There are countless anecdotes that the Valencians who lived through the flood still retain. Pilar Espinosa remembers, for example, that that day when she thought “the sea had risen” (October 14) she was struck by the fact that the color of the water was reddish. So, a week later, taking advantage of the fact that he lived on Calle de la Reina, next to the port, “I wanted to go over to see if the color of the sea was still the same as before.” And yes, days later, the sea was green or blue again, but no longer reddish. She also remembers that “the sewer covers blew up,” so instead of absorbing the water, they vomited it out like geysers.

Amparo Aparisi told her three children many years later that when she got married a year later, in 1958, Valencia still smelled of tarquín, that is, of the silt that was deposited in the streets, since the flood was in October and the city She entered the winter covered in a thick layer of mud that took months to dry. That's where the Valencian expression “fa olor a riuà” (smells like a flood) comes from, which precedes rainy days.

In turn, Toni García relates that in her school, the Enrique Terrasa school, the base of American aid was established and that they were given powdered milk there. Also that after the flood the infections multiplied and that he and his brothers were sent with a sister of his mother to Burriana (Castellón) so that they would not catch typhus.

For her part, it comes to Marisa Torres' mind that for months she was going to school in wellies, “even though it was extremely sunny,” to protect herself from the mud.

After the 1957 flood, it was said that those rains and the subsequent flow that the Turia reached were an unrepeatable catastrophe. However, with the incessant warming of the Mare Nostrum and what has recently happened in Libya and Greece, it is difficult to say with certainty.

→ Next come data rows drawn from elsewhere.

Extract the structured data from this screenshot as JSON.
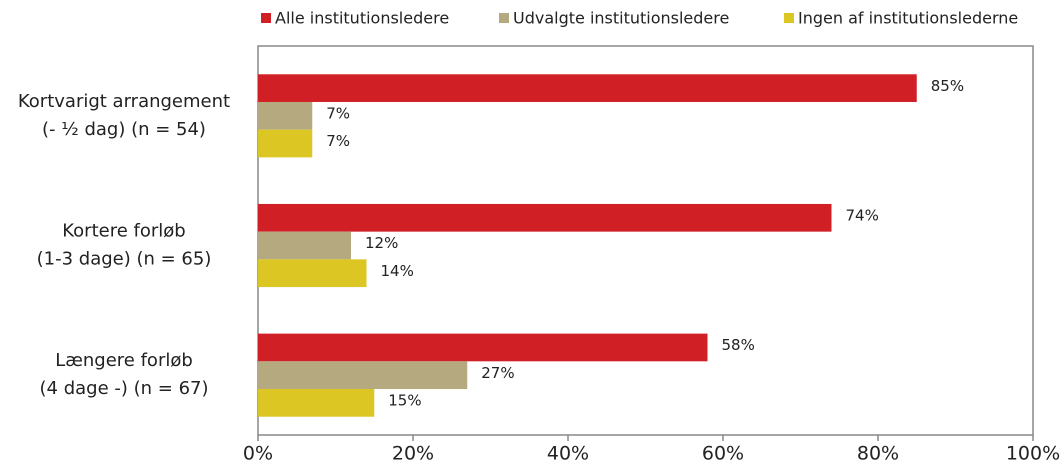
{
  "chart_data": {
    "type": "bar",
    "orientation": "horizontal",
    "categories": [
      [
        "Kortvarigt arrangement",
        "(- ½ dag) (n = 54)"
      ],
      [
        "Kortere forløb",
        "(1-3 dage) (n = 65)"
      ],
      [
        "Længere forløb",
        "(4 dage -) (n = 67)"
      ]
    ],
    "series": [
      {
        "name": "Alle institutionsledere",
        "color": "#d11f26",
        "values": [
          85,
          74,
          58
        ],
        "value_labels": [
          "85%",
          "74%",
          "58%"
        ]
      },
      {
        "name": "Udvalgte institutionsledere",
        "color": "#b4a97f",
        "values": [
          7,
          12,
          27
        ],
        "value_labels": [
          "7%",
          "12%",
          "27%"
        ]
      },
      {
        "name": "Ingen af institutionslederne",
        "color": "#dcc623",
        "values": [
          7,
          14,
          15
        ],
        "value_labels": [
          "7%",
          "14%",
          "15%"
        ]
      }
    ],
    "xlim": [
      0,
      100
    ],
    "xticks": [
      {
        "value": 0,
        "label": "0%"
      },
      {
        "value": 20,
        "label": "20%"
      },
      {
        "value": 40,
        "label": "40%"
      },
      {
        "value": 60,
        "label": "60%"
      },
      {
        "value": 80,
        "label": "80%"
      },
      {
        "value": 100,
        "label": "100%"
      }
    ],
    "legend": "top"
  }
}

In any case, the flood left a lesson for posterity: Roman Valencia, which was founded on a small river terrace, was left almost intact, while the riverbed constructions were destroyed. The fact that the Plaza de la Virgen and the archiepiscopal palace came out relatively well led the Franco regime to present it as a miracle. However, the reality was different: the Romans knew very well precisely where to position themselves so as not to have to depend on supernatural interventions of divine origin every time it rained.